そういった意味も含めてコクリと頷くとお嬢様は一瞬だけ嬉しそうに笑みを強めましたが、
その後顎に手を当て少々考える素振りを見せ再度ワタシに振り向く。



「じゃあ日本。これは?」

「…首都は東京でございますね」


押し問答が如く相槌を打つとお嬢様の表情はまたパアアと輝く。
結論から申し上げますとどうやらお嬢様も「転生者」でいらした様です。


聞くも飽きたかもしれませんが私共はどうやら「乙女ゲーム」の世界に転生したそうで。
お嬢様曰くこの世界は私共の前世にてスマホと呼ばれる携帯できる高機能電話機にてアプリという形態で無料で配られていた乙女ゲームとまるまるそっくりな世界だそうだ。

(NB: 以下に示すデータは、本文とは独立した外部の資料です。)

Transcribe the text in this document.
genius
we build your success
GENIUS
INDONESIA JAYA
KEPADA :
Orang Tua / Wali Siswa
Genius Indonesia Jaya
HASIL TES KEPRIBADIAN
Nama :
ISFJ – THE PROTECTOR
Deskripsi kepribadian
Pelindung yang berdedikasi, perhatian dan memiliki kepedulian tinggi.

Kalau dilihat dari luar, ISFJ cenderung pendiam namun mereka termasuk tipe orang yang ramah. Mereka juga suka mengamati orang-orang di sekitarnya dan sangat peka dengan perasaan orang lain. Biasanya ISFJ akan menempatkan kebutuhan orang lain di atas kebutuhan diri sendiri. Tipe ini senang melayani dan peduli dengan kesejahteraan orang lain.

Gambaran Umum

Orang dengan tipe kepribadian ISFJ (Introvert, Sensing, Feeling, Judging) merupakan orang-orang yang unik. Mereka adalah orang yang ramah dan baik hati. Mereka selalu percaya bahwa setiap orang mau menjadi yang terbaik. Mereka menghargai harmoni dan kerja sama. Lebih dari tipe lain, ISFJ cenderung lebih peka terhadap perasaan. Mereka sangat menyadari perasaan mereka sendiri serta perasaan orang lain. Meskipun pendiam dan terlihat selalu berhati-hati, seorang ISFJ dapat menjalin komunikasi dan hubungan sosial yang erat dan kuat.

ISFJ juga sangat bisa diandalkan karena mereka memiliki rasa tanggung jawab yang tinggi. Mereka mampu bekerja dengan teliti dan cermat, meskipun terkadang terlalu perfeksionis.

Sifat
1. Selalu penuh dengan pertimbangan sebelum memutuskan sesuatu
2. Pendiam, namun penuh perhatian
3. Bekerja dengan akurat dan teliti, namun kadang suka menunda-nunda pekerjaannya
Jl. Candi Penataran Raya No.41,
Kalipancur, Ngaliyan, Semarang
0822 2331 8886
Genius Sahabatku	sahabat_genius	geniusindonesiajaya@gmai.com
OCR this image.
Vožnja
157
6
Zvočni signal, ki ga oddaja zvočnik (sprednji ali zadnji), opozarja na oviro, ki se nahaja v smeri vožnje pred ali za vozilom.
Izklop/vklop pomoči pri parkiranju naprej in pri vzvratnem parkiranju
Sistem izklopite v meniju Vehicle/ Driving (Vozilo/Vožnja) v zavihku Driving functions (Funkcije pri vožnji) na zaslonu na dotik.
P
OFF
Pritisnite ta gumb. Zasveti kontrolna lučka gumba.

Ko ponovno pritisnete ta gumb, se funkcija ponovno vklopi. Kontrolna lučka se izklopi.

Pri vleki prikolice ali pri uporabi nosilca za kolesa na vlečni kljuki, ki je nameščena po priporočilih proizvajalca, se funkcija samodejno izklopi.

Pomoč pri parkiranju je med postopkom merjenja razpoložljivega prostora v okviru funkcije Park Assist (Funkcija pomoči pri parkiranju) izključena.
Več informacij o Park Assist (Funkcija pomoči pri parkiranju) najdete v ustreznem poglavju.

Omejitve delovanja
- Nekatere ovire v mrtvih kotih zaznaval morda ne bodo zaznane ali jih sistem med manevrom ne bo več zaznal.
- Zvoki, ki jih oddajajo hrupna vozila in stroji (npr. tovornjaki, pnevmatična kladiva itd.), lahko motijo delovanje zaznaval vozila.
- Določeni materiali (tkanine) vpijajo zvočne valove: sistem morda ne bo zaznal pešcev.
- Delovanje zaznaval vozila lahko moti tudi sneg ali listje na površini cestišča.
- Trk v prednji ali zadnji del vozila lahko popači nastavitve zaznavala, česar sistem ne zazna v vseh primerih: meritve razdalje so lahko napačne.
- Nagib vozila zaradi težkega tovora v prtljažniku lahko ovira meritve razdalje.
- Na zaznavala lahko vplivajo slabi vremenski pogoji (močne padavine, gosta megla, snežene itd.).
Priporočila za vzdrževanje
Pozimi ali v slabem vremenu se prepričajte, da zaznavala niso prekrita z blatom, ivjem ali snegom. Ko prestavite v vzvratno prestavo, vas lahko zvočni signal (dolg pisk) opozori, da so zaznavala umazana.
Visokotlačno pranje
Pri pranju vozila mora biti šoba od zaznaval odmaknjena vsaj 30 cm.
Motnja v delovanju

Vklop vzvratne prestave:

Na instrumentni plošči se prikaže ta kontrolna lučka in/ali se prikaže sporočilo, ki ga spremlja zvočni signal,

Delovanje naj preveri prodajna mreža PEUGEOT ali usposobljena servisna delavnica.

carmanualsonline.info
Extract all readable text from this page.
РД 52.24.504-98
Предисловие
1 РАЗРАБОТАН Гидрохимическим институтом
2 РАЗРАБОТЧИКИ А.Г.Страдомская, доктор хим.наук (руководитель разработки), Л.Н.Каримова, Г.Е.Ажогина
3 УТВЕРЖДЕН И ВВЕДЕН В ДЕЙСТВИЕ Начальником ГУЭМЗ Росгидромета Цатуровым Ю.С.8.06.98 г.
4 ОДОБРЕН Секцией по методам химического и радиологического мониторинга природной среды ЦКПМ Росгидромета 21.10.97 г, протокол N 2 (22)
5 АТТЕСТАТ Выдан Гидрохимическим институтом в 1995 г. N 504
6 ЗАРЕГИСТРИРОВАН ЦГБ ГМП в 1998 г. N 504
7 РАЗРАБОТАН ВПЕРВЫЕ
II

お嬢様の役柄はなんとあのヒロイン様。どうりでおかわいらしいお姿だと。
で、ワタシは公式のお嬢様の忠実たる僕の影でした。なんとそこはどうやら世界の命運によって定められていたのですね。これは複雑です。

お嬢様はこのアプリゲームの大ファンだったそうで、全ルートを攻略しシークレットエンドまで到達されていらっしゃったとの事でした。猛者ですよ、猛者。ちなみにお嬢様にそう告げるとヒロインとは思えない正確な右ストレートをニッコリ笑顔で繰り出されました。勿論避けましたが。

ワタシはと言いますとオタクではありましたが乙女ゲームとは一切合切付き合いがございませんでした。
少女漫画は嗜んでおりましたが、俗にいう「マンガオタク」でした故、費やす先はデジタルコミックです。
時折今ワタクシ共と同じ様な現象に落されたご令嬢のインターネット小説のサイトの門戸も叩いておりましたが。

そこはお嬢様もそうだった様です。という事は同郷でございますね。ここで魂が共鳴したと思えます。

私共一応主従関係でございますがその時ばかりはガッシと手を掴み合いました。